Gluten-free’s origins lay within elimination diets; today the trend has moved solidly into the mainstream.
Consumer interest in food and beverage that supports nutritional, functional, and health needs is up +18% YoY. This rising interest applies to gluten-free categories as well. Interest in immunity-boosting, gluten-free products and dishes are up increasing a significant +19% MoM on average, while interest in comforting and stress-relieving gluten-free items is up +6% MoM and 2.4% MoM on average, respectively.
American interest in non-GMO gluten-free products is 3x higher than general interest in non-GMO food and beverage, while consumers turn to the gluten-free category for weight loss 4x more than general food and beverage. This attention to the nutritional and functional benefits of gluten-free eating and drinking will only continue to rise.

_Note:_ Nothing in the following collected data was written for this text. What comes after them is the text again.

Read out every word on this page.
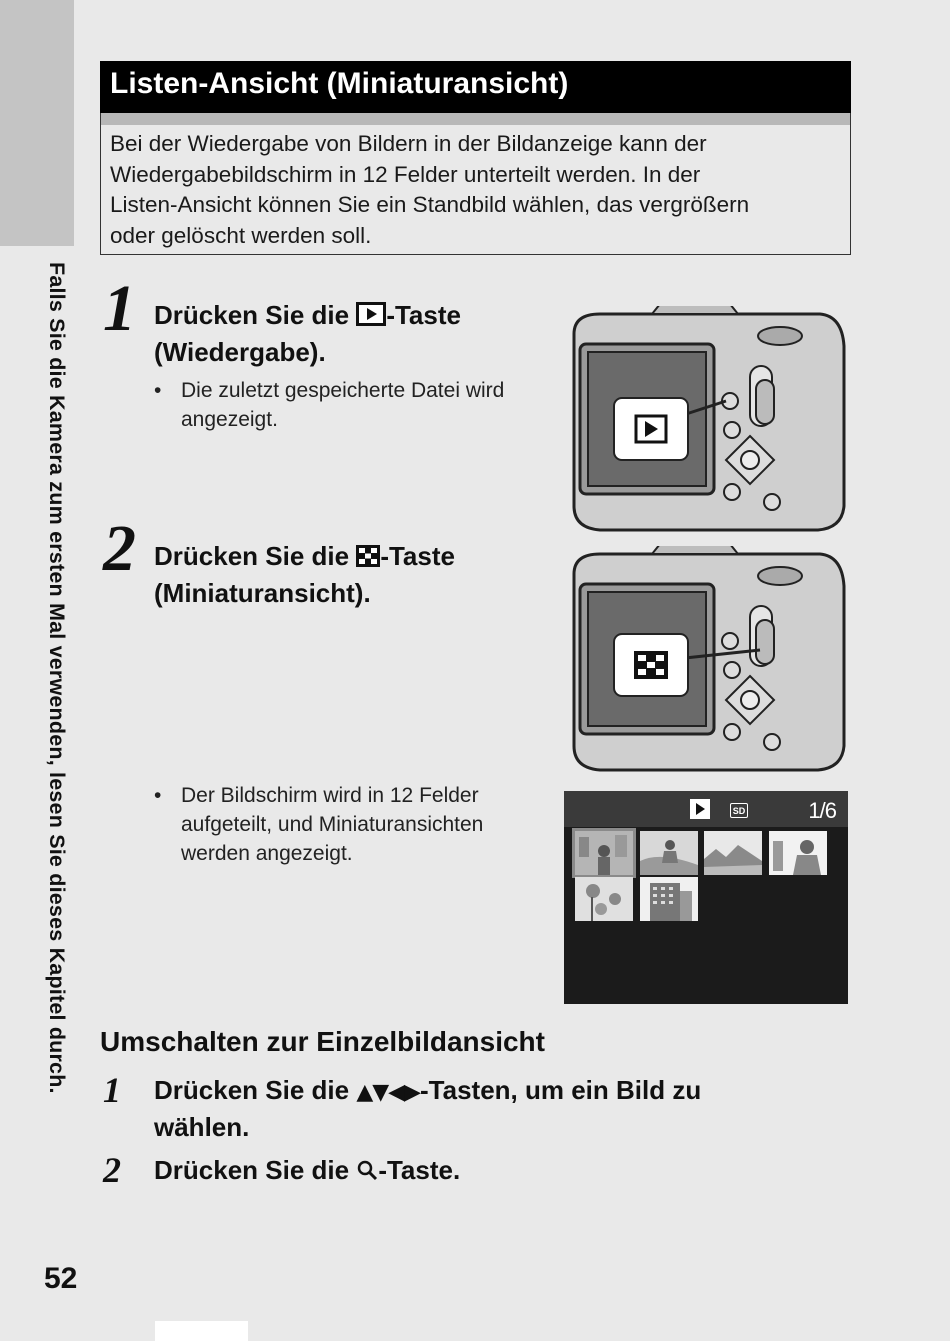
Falls Sie die Kamera zum ersten Mal verwenden, lesen Sie dieses Kapitel durch.
52
Listen-Ansicht (Miniaturansicht)
Bei der Wiedergabe von Bildern in der Bildanzeige kann der
Wiedergabebildschirm in 12 Felder unterteilt werden. In der
Listen-Ansicht können Sie ein Standbild wählen, das vergrößern
oder gelöscht werden soll.
1 Drücken Sie die -Taste
(Wiedergabe).
• Die zuletzt gespeicherte Datei wird
angezeigt.
2 Drücken Sie die -Taste
(Miniaturansicht).
• Der Bildschirm wird in 12 Felder
aufgeteilt, und Miniaturansichten
werden angezeigt.
SD	1/6
Umschalten zur Einzelbildansicht
1 Drücken Sie die ▲▼◀▶-Tasten, um ein Bild zu
wählen.
2 Drücken Sie die -Taste.
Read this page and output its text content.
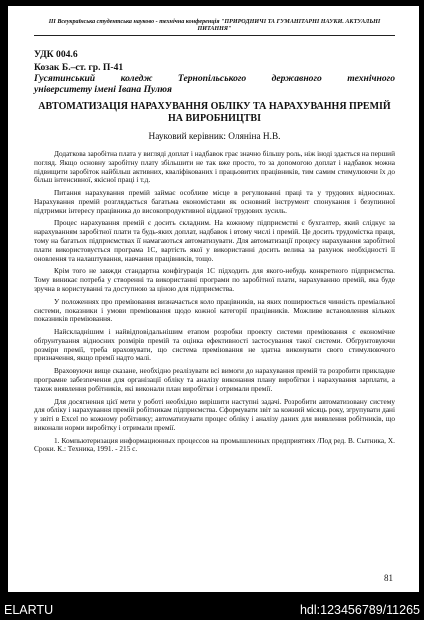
III Всеукраїнська студентська науково - технічна конференція "ПРИРОДНИЧІ ТА ГУМАНІТАРНІ НАУКИ. АКТУАЛЬНІ ПИТАННЯ"
УДК 004.6
Козак Б.–ст. гр. П-41
Гусятинський коледж Тернопільського державного технічного
університету імені Івана Пулюя
АВТОМАТИЗАЦІЯ НАРАХУВАННЯ ОБЛІКУ ТА НАРАХУВАННЯ ПРЕМІЙ НА ВИРОБНИЦТВІ
Науковий керівник: Оляніна Н.В.

Додаткова заробітна плата у вигляді доплат і надбавок грає значно більшу роль, ніж іноді здається на перший погляд. Якщо основну заробітну плату збільшити не так вже просто, то за допомогою доплат і надбавок можна підвищити заробіток найбільш активних, кваліфікованих і працьовитих працівників, тим самим стимулюючи їх до більш інтенсивної, якісної праці і т.д.

Питання нарахування премій займає особливе місце в регулюванні праці та у трудових відносинах. Нарахування премій розглядається багатьма економістами як основний інструмент спонукання і безупинної підтримки інтересу працівника до високопродуктивної відданої трудових зусиль.

Процес нарахування премій є досить складним. На кожному підприємстві є бухгалтер, який слідкує за нарахуванням заробітної плати та будь-яких доплат, надбавок і втому числі і премій. Це досить трудомістка праця, тому на багатьох підприємствах її намагаються автоматизувати. Для автоматизації процесу нарахування заробітної плати використовується програма 1С, вартість якої у використанні досить велика за рахунок необхідності її оновлення та налаштування, навчання працівників, тощо.

Крім того не завжди стандартна конфігурація 1С підходить для якого-небудь конкретного підприємства. Тому виникає потреба у створенні та використанні програми по заробітної плати, нарахуванню премій, яка буде зручна в користуванні та доступною за ціною для підприємства.

У положеннях про преміювання визначається коло працівників, на яких поширюється чинність преміальної системи, показники і умови преміювання щодо кожної категорії працівників. Можливе встановлення кількох показників преміювання.

Найскладнішим і найвідповідальнішим етапом розробки проекту системи преміювання є економічне обґрунтування відносних розмірів премій та оцінка ефективності застосування такої системи. Обґрунтовуючи розміри премії, треба враховувати, що система преміювання не здатна виконувати свого стимулюючого призначення, якщо премії надто малі.

Враховуючи вище сказане, необхідно реалізувати всі вимоги до нарахування премій та розробити прикладне програмне забезпечення для організації обліку та аналізу виконання плану виробітки і нарахування зарплати, а також виявлення робітників, які виконали план виробітки і отримали премії.

Для досягнення цієї мети у роботі необхідно вирішити наступні задачі. Розробити автоматизовану систему для обліку і нарахування премій робітникам підприємства. Сформувати звіт за кожний місяць року, згрупувати дані у звіті в Excel по кожному робітнику; автоматизувати процес обліку і аналізу даних для виявлення робітників, що виконали норми виробітку і отримали премії.

1. Компьютеризация информационных процессов на промышленных предприятиях /Под ред. В. Сытника, Х. Сроки. К.: Техника, 1991. - 215 с.

81
ELARTU	hdl:123456789/11265
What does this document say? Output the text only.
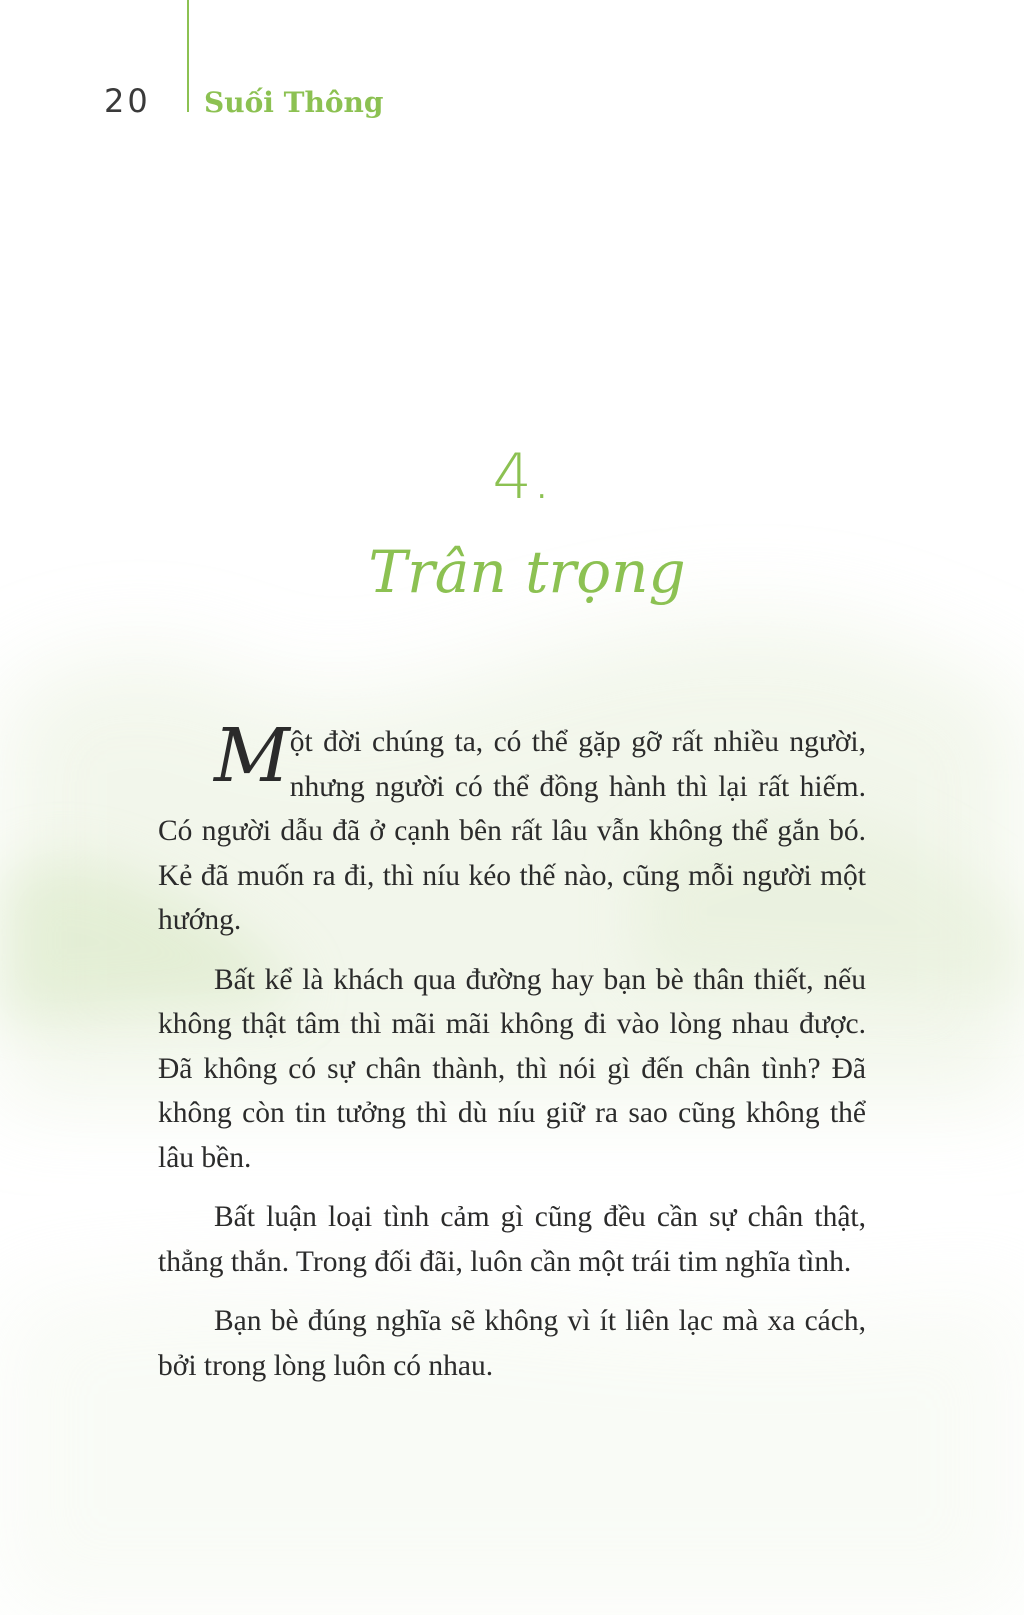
20 Suối Thông
4.
Trân trọng

Một đời chúng ta, có thể gặp gỡ rất nhiều người, nhưng người có thể đồng hành thì lại rất hiếm. Có người dẫu đã ở cạnh bên rất lâu vẫn không thể gắn bó. Kẻ đã muốn ra đi, thì níu kéo thế nào, cũng mỗi người một hướng.

Bất kể là khách qua đường hay bạn bè thân thiết, nếu không thật tâm thì mãi mãi không đi vào lòng nhau được. Đã không có sự chân thành, thì nói gì đến chân tình? Đã không còn tin tưởng thì dù níu giữ ra sao cũng không thể lâu bền.

Bất luận loại tình cảm gì cũng đều cần sự chân thật, thẳng thắn. Trong đối đãi, luôn cần một trái tim nghĩa tình.

Bạn bè đúng nghĩa sẽ không vì ít liên lạc mà xa cách, bởi trong lòng luôn có nhau.
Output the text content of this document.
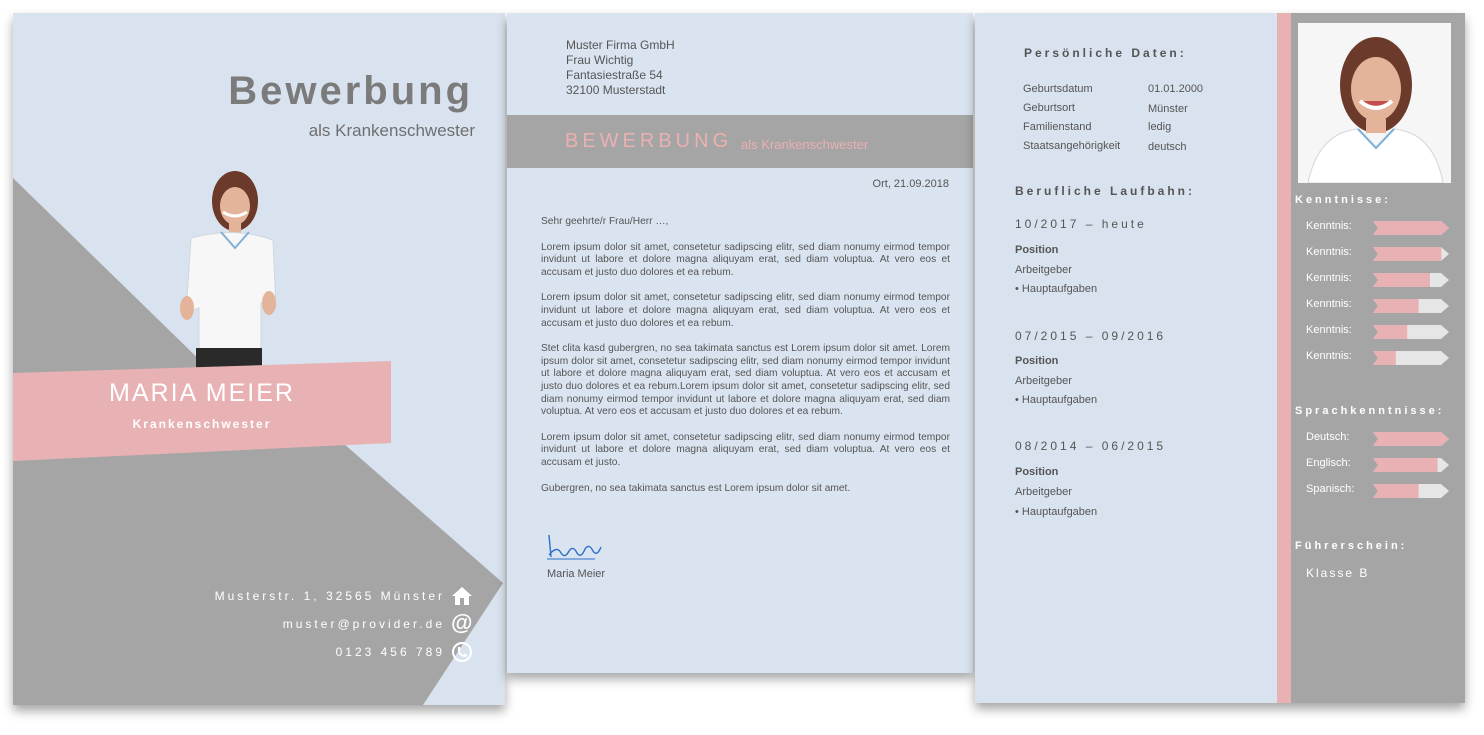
Bewerbung
als Krankenschwester
MARIA MEIER
Krankenschwester
Musterstr. 1, 32565 Münster
muster@provider.de @
0123 456 789
Muster Firma GmbH
Frau Wichtig
Fantasiestraße 54
32100 Musterstadt
BEWERBUNG als Krankenschwester
Ort, 21.09.2018

Sehr geehrte/r Frau/Herr …,

Lorem ipsum dolor sit amet, consetetur sadipscing elitr, sed diam nonumy eirmod tempor invidunt ut labore et dolore magna aliquyam erat, sed diam voluptua. At vero eos et accusam et justo duo dolores et ea rebum.

Lorem ipsum dolor sit amet, consetetur sadipscing elitr, sed diam nonumy eirmod tempor invidunt ut labore et dolore magna aliquyam erat, sed diam voluptua. At vero eos et accusam et justo duo dolores et ea rebum.

Stet clita kasd gubergren, no sea takimata sanctus est Lorem ipsum dolor sit amet. Lorem ipsum dolor sit amet, consetetur sadipscing elitr, sed diam nonumy eirmod tempor invidunt ut labore et dolore magna aliquyam erat, sed diam voluptua. At vero eos et accusam et justo duo dolores et ea rebum.Lorem ipsum dolor sit amet, consetetur sadipscing elitr, sed diam nonumy eirmod tempor invidunt ut labore et dolore magna aliquyam erat, sed diam voluptua. At vero eos et accusam et justo duo dolores et ea rebum.

Lorem ipsum dolor sit amet, consetetur sadipscing elitr, sed diam nonumy eirmod tempor invidunt ut labore et dolore magna aliquyam erat, sed diam voluptua. At vero eos et accusam et justo.

Gubergren, no sea takimata sanctus est Lorem ipsum dolor sit amet.

Maria Meier
Persönliche Daten:
Geburtsdatum	01.01.2000
Geburtsort	Münster
Familienstand	ledig
Staatsangehörigkeit	deutsch
Berufliche Laufbahn:
10/2017 – heute
Position
Arbeitgeber
• Hauptaufgaben
07/2015 – 09/2016
Position
Arbeitgeber
• Hauptaufgaben
08/2014 – 06/2015
Position
Arbeitgeber
• Hauptaufgaben
Kenntnisse:
Kenntnis:
Kenntnis:
Kenntnis:
Kenntnis:
Kenntnis:
Kenntnis:
Sprachkenntnisse:
Deutsch:
Englisch:
Spanisch:
Führerschein:
Klasse B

Gluten-free trends originate within the home in both the UK and USA
As people widely become more well-versed in the health benefits of food & beverage, gluten-free trends are growing steadily at similar rates in both the UK and the US. Interest is particularly strong in home cooking contexts; UK consumers are +33% more interested in cooking gluten-free at home this year than last, while their US counterparts are +37% more interested this year.
The pandemic’s explosion of interest in baking at home (between February – April of 2020 alone, baking saw a +100% increase in consumer interest) positively impacted engagement with gluten-free, a category with significant baking applications. With home cooking on the rise consumers aren’t just baking more – they’re building expertise that will continue to have effects in the long run.
Baking trends will continue to accelerate interest in gluten-free in the mainstream, but will not be the sole interest area in 2024. Consumers are increasingly turning to gluten-free food and beverage for their high fiber and protein content.
US consumers turn to gluten-free food and beverages for protein content almost 7x more than non-gluten-free, while interest in high-fiber, gluten-free food and beverage is growing 1.3% MoM on average.
In 2024, consider expanding your product innovation and marketing to focus on gluten-free for wide audiences, with a particular focus on the health and functional benefits that matter most to your consumers.